Infrastructuring for the Long-Term: Ecological Information Management

- John Campbell (HBR)

Helena Karasti and Karen S. Baker, "Infrastructuring for the Long-Term: Ecological Information Management", in Proceedings of the 37th Hawaii International Conference on System Sciences, Big Island, Hawaii, January 5-8, 2004.

(http://csdl.computer.org/comp/proceedings/hicss/2004/2056/01/205610020cabs)

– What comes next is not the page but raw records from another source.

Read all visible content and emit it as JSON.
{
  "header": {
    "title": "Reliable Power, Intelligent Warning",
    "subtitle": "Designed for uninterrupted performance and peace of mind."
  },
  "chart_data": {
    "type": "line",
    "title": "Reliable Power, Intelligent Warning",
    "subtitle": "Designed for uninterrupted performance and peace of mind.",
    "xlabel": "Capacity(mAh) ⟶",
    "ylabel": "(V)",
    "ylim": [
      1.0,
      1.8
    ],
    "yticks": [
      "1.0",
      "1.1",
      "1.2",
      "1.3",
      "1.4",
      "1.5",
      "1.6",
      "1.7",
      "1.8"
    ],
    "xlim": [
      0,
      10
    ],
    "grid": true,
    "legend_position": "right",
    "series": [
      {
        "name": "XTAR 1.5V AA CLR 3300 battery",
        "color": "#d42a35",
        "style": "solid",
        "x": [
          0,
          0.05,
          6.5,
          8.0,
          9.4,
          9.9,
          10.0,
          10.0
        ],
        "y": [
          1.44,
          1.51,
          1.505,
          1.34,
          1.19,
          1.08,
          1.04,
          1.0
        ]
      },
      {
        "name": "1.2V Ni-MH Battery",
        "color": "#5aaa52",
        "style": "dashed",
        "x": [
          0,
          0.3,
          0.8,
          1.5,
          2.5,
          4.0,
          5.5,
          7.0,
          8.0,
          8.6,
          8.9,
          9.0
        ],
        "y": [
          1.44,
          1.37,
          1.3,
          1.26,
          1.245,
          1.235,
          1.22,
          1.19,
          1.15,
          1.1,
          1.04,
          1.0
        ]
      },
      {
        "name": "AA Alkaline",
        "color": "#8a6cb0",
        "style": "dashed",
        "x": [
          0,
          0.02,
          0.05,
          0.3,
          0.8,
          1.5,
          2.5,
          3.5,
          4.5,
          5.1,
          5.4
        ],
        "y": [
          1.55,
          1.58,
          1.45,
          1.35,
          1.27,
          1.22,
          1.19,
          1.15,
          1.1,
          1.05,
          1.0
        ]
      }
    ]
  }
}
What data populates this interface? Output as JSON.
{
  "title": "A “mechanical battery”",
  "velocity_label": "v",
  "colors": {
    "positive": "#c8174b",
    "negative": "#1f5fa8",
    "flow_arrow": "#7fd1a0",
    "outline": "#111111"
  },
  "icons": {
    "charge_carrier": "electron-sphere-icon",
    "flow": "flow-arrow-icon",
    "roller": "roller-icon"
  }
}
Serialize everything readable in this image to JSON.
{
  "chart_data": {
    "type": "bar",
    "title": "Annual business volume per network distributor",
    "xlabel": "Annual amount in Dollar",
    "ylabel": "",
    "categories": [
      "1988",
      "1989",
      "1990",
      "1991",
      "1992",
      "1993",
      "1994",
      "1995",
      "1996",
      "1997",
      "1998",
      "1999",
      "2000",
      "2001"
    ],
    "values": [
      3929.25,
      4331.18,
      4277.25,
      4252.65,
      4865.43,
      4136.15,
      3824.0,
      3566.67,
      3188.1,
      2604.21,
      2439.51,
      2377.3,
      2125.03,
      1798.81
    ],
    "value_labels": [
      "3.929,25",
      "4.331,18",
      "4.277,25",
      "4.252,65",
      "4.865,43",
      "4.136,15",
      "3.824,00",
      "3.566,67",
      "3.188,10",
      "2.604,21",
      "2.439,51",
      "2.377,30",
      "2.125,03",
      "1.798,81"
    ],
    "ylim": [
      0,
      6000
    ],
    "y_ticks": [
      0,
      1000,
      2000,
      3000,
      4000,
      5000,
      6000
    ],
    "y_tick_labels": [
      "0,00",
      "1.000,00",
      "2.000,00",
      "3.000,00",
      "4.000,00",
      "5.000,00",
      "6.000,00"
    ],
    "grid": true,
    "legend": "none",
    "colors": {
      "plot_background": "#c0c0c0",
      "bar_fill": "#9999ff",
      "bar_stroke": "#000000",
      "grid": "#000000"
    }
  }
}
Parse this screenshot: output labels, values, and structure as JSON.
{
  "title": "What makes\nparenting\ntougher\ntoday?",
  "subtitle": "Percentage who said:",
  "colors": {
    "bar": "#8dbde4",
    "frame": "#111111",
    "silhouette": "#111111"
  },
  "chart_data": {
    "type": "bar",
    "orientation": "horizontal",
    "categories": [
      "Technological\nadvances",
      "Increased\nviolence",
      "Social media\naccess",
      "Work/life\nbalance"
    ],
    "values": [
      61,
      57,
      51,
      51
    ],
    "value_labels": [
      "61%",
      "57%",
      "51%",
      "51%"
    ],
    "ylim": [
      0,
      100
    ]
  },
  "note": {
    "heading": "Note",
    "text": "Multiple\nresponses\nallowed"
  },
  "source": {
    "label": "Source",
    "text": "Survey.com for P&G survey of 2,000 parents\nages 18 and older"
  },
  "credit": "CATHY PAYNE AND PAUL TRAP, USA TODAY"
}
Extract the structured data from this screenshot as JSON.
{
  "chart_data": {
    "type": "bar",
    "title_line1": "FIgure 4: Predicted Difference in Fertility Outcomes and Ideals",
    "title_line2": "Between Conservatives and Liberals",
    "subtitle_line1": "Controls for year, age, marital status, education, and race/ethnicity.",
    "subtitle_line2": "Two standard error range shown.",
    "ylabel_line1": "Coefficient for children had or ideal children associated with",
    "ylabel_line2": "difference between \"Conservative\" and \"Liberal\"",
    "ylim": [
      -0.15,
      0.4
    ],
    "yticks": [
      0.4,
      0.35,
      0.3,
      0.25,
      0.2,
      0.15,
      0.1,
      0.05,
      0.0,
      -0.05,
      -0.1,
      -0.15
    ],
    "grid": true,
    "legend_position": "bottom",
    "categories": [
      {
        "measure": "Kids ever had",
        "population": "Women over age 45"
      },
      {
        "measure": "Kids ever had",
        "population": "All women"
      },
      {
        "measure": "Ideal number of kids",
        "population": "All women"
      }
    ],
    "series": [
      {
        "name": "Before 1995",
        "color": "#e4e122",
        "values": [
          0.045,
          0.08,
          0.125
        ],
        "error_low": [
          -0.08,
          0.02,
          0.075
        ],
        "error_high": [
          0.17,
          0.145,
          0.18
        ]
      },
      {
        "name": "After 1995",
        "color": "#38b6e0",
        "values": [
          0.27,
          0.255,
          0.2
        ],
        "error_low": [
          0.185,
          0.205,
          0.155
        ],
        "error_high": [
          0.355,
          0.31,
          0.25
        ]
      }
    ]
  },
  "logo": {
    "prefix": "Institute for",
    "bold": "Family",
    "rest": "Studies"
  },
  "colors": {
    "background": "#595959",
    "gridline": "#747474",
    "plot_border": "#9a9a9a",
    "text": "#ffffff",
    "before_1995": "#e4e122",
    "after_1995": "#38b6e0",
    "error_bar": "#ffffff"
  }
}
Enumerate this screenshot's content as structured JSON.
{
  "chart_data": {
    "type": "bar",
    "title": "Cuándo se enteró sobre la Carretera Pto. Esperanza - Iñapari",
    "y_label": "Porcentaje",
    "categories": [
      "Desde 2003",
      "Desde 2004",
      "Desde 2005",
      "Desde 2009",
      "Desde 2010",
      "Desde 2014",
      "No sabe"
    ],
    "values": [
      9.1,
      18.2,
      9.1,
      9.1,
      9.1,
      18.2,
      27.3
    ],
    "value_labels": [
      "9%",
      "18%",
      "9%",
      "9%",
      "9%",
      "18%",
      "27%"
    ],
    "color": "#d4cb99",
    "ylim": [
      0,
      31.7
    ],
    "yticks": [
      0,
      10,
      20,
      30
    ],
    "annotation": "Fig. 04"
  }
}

This paper emphasizes the critical role of information management in designing collaborative long-term ecological research. The LTER Network is used as a case study to examine information management within the context of large-scale scientific research. The authors' analyses draw largely from interviews with LTER scientists, information managers and others involved in the LTER program, using quotations and anecdotes to highlight points. A description of how information management provides support to science, data, and technology is provided. While information management is typically carried out behind the scenes, the authors make a convincing argument that it is a fundamentally important part of the infrastructure of collaborative research. This paper offers an inside look into the workings of information management within the LTER program and is a good read for information managers, scientists and others involved in long-term ecological research.